Tuesday, March 20, 2012

What Doesn't Kill You Makes You Stronger

Ah, yes, I'm jamming to America's first Idol, Kelly Clarkson.  Not a huge fan but this song is just resonates with me right now.  It's got a good beat, I can dance to it and best of all, it speaks the words of my heart right now.  I don't know what's going to come from all of this but blogging was my on my to-do list and thus, a-blogging I will go.
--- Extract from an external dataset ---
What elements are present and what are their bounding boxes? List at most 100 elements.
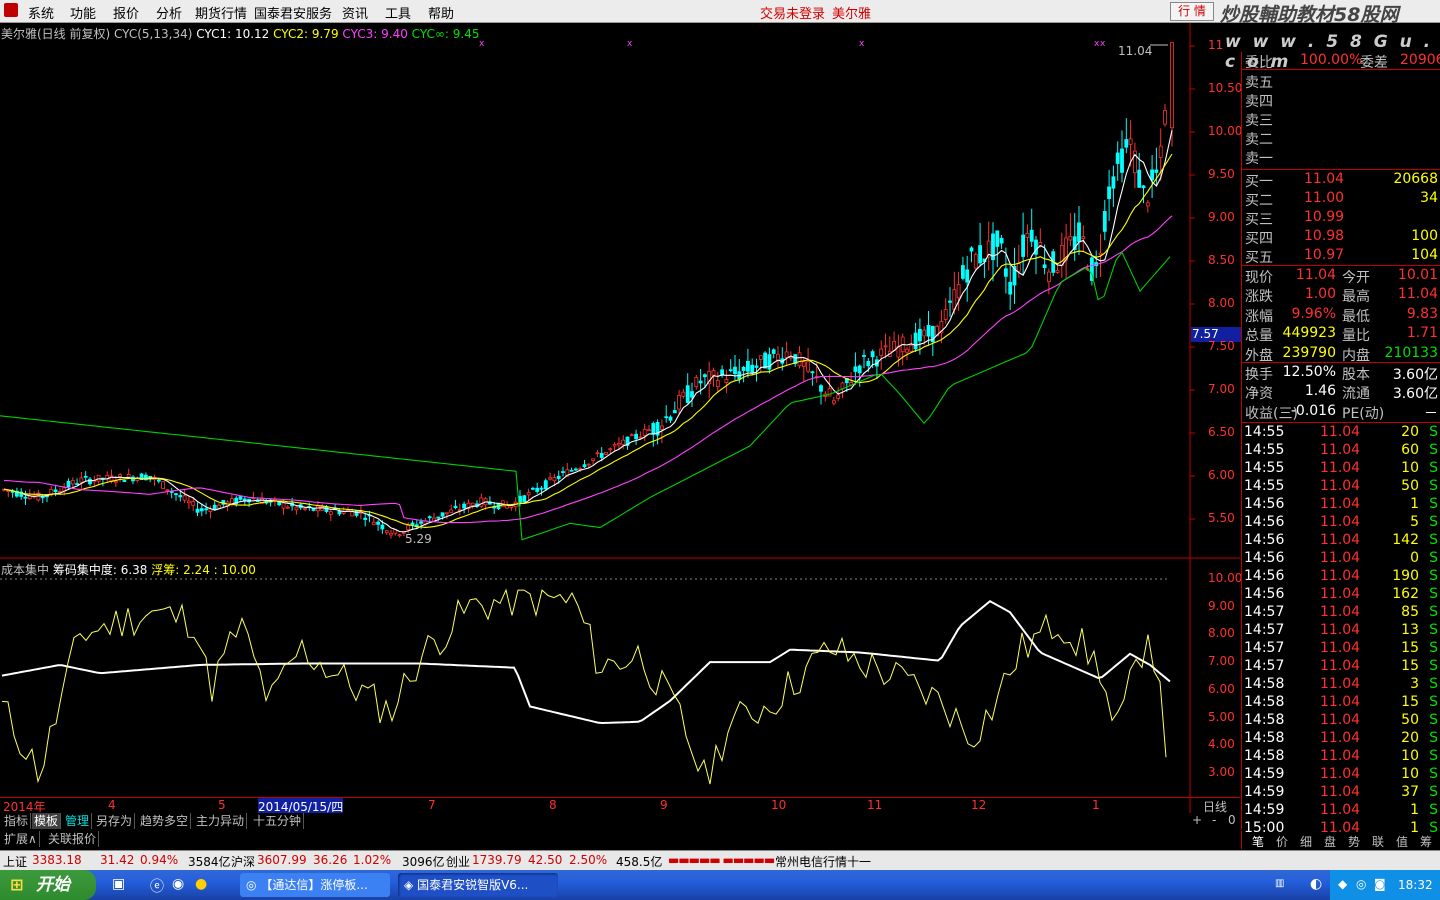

This whole surgery thing has finally got to me.  I didn't want to be that person - I wanted to be tough, like "Look at her getting around."  And to an extent, that was the case.  I was up and about with my pimp cane after spinal fusion way before I should have been.  Now folks, that ain't strength, that's called being blessed.  After a week or so, my hand started to hurt and I noticed on the palm of my left hand there was a  lump growing rather quickly.  All sorts of speculation, zombie? Forgotten twin? Upon real medical opinion ganglion cyst/benign tumor.  Fairly common, no real concern, let's get's this guy out before I return to work.  Heck, I could handle it, right?  I'm tough!  But included in the hand was a nice little surprise- a blood clot.  Scary because we have a genetic factor that allows our bodies to form clots for no reason.  After Hannah was born, my dad had some weird back pain, went to the doctor, and they rushed him downtown with a double pulmonary embolism.  We had a late miscarriage before Hannah and they believe a blood clot was the cause.  After I was done birthing my babies, I just kind of forgot about it.  There's all these rules and it's all complicated and if you read any of my other blogs you know life was ready to become real complicated.
Today I just decided I had it.  I wasn't leaving the house if I didn't want to.  I would stay in pajamas (shower and change) but stay inside in my pajamas.  I refused to call the hematologist - because that would be medical visit number five and because an innocuous doctor visit turns into some complication.  Including the removal of my dressing, all the pretty stitches are falling out and that just doesn't look right.
I just couldn't take it anymore - and then the floodgates opened.  Tears of pain, anxiety, sorrow for pain I'd caused my family.  I know my life isn't bad - but boy, it hurt today.
So what turned it around?  Strange stuff but I busted my laptop open to check my work email due to....well due to a long story.  Anyways, I thought, this is not for the weak - I need to activate Spotify immediately.  And up popped my girl-gal Kelly Clarkson and her first track from her new album.  And I thought, darn, this woman be smart! None of this has killed me, so I must be getting stronger!  Am I healed? No....but you know what, I'm leaving the house tomorrow in regular clothes.  I'm back in pajamas but they're clean and it's after 9:00.  I'm enjoying some of my old favorites on Spotify: Indigo Girls.  And I'm calm.....and stronger.